Figure 2 shows the message transfer between a buy-side and a sell-side
system as it is implemented in the e-business software of Ariba: Prerequisite is
the initial transfer of a catalog containing PunchOut information (message 0:
Catalog). A PunchOut session begins with the buyer who requests to setup a
remote procurement process (message 1: PO SetupRequest). The supplier
answers this request with a confirmation notice (or refusal; message 2: PO
SetupResponse). One reason for this setup interaction is to allow the supplier to
modify the URL that was sent in his product catalog. Eventually the sell-side
system is called via the current URL (message 3: PO Redirect), there the buyer
can select or configure products. The PunchOut session ends by a buyer action;
the complete shopping cart will be transferred in an XML message to the e-
procurement system (message 4: PO OrderMessage).
0. cXML Catalog
1. PO SetupRequest
2. PO SetupResponse
4. PO OrderMessage
3. PO Redirect
Figure 2: Ariba PunchOut Model
One advantage of the PunchOut concept is that even complex configurations on
the basis of expert systems and with direct connection to the supplier’s ERP
system can be realized without the need of transferring all the product know-
how within the catalog. A powerful product model is not needed. With this
approach a catalog-creating company can bypass the creation and update of
extensive catalog data and prevent that valuable product knowledge in
electronic form is transferred to customers or even competitors. Additionally the
connection to ERP systems enables a calculation of real-time availability and
price information.
The application area of the PunchOut model is not limited to complex
products and connecting supplier-side systems. Especially wide or constantly
changing assortments of standardized goods are suitable. For example it is not
reasonable that a purchasing company builds up and maintains a catalog for
books and magazines. In this case it would be advantageous to establish a
PunchOut process with the sell-side system of a service provider who is a
specialist for the whole assortment of books and magazines. Another scenario is
to establish a PunchOut process to a marketplace (instead of to a sell-side
system) which offers a larger number of supplier catalogs.

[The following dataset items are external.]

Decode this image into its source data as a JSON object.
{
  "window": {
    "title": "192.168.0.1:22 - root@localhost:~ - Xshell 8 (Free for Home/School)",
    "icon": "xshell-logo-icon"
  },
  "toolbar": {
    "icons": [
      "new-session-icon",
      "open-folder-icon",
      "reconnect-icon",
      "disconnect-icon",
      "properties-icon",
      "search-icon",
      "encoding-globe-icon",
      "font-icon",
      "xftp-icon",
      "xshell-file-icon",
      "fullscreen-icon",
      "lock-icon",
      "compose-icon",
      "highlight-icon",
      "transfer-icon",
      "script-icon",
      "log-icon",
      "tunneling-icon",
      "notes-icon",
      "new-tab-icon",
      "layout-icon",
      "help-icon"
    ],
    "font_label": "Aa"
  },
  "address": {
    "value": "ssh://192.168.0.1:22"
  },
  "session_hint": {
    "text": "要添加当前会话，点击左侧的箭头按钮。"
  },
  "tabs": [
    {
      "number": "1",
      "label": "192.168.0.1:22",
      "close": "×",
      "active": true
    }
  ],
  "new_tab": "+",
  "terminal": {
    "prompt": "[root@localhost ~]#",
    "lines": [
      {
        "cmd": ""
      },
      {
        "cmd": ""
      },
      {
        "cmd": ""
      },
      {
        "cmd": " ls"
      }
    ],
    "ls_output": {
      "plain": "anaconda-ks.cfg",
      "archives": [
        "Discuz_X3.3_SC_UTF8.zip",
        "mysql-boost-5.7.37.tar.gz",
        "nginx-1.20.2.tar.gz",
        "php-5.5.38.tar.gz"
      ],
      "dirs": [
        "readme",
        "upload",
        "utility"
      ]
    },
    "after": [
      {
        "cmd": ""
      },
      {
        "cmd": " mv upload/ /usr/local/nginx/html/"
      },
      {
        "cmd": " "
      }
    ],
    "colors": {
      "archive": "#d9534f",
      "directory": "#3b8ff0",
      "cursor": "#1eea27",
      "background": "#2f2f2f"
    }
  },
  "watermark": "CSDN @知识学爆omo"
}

There are some disadvantages and limitations in using the PunchOut
model. When jumping to an external application the user acts in a new
environment which differs from the original catalog application in form,
handling and functionality. The integration of the accessed sell-side application
or marketplace system and the in-house purchasing organization is difficult and
sumptuous. On the one hand, established workflows, authorization and budget
constraints are bypassed, and on the other hand it can not be guaranteed that the
product prices coming from the PunchOut application are compliant to the
bilateral agreements between buyer and seller. Additionally, there is a danger
that buyers order products which are not approved because the buying company
has no control over the assortment of goods in the external application system.
4. Product Models in XML-based Catalog Standards
On the basis of the developed requirements on product models for electronic
catalogs we can now examine selected XML-based catalog standards, ask what
requirements they already fulfill and determine, which areas and concepts have
the smallest support so far. The selection is limited to the most important,
horizontal standards. The selection covers the following four standards:
- BMEcat is a genuine catalog standard [15].